We often think: Tree + ground = sound
Sound seems so normal and intertwined in our life that we can’t imagine it not existing, but it is something that we bring into the equation. In reality, the equation is:
Tree + ground + vibrating eardrum = sound
We live in a very similar situation with most of our experiences each day. Epictetus, an ancient Stoic Philosopher, said, “It is not events that disturb people, but their judgments about them.” Consider the things that irritate you most often. They likely involve other people and your perception of what they do to you.
If you stand in line and the cashier or other customers take longer than you think they should, an internal voice starts vibrating and says, “This is ridiculous! I can’t believe they are making me wait!” The same happens with driving, waiting for your food, and when your schedule changes. Every day, a hundred alterations happen in the way you expected your day to go.
Look deeper into these examples. What are you doing at the moment this first thought of outrage vibrates the internal eardrum of your mind?

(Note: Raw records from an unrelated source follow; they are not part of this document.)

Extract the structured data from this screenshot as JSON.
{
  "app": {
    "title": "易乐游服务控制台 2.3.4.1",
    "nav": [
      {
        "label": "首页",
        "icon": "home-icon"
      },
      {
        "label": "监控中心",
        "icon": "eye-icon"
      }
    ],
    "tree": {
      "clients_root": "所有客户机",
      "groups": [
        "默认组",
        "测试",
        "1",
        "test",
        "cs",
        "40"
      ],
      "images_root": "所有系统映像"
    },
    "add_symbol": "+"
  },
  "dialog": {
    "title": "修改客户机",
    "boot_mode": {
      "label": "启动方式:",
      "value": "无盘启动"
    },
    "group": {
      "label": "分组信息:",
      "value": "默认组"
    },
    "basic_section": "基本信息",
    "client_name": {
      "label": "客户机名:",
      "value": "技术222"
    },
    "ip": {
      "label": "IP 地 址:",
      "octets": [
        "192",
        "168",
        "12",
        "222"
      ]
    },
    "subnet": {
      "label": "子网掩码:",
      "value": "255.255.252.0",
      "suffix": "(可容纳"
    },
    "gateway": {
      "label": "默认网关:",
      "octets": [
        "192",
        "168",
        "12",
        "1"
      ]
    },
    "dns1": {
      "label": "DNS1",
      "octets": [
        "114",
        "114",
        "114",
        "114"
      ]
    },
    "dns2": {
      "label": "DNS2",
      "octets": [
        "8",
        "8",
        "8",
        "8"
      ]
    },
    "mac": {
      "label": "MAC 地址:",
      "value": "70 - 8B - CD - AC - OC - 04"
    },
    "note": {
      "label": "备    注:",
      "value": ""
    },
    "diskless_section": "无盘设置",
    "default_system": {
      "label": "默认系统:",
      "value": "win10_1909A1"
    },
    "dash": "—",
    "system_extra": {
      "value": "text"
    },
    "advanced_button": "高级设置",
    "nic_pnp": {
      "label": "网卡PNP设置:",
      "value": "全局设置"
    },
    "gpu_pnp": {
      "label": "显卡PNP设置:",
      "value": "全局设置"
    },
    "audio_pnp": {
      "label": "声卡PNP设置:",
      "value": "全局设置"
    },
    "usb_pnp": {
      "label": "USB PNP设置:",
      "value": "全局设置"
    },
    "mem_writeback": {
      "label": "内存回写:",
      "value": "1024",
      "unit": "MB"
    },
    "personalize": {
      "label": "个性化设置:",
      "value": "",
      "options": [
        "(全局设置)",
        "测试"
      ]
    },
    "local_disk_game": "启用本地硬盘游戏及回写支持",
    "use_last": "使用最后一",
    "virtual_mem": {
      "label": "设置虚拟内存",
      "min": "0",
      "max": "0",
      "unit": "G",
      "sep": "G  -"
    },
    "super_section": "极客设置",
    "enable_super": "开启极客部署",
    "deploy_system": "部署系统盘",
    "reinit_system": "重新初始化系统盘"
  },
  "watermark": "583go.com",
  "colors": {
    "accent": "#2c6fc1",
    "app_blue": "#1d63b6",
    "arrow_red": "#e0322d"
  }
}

Likely, you are doing very mundane things.
When you are in line at the store and the line is not moving, picture yourself standing there alone and ask, “What stress or emotions am I bringing to this situation?” If I were the only one here, would there be an emotion of irritation, or am I bringing it into this situation?”
Last week, I was driving home from work and was cut off in traffic by another car. I caught a feeling of aggravation arising. I asked myself a question, “What were you doing before that happened?” I was just driving. So I let the vibrations go, and I returned to just driving home. I’m not always in a place to catch it that early and let it go as easily.
I have also sat alone in a room and watched my mind bring up hordes of things that aggravated me. The key here is, I was alone. I am bringing every emotion and stress into the room. There was no one to blame and no outside cause, just thoughts.
It was my judgments of events and dwelling on them that disturbed me. It is important to examine what you can control and what you cannot, to see what stress you are causing to yourself. Epictetus also said to “make the best of what is in your power, and take the rest as it comes.”
It is possible to live without letting every falling tree send waves of vibrations into your life. Next time you feel agitated, look closely and examine whether you are reacting to something. Is it something you can let go of? How much of the frustration are you bringing into the room internally? Practice living without eardrums, where no vibrations will disturb you. Walk in stillness even if the forest falls around you.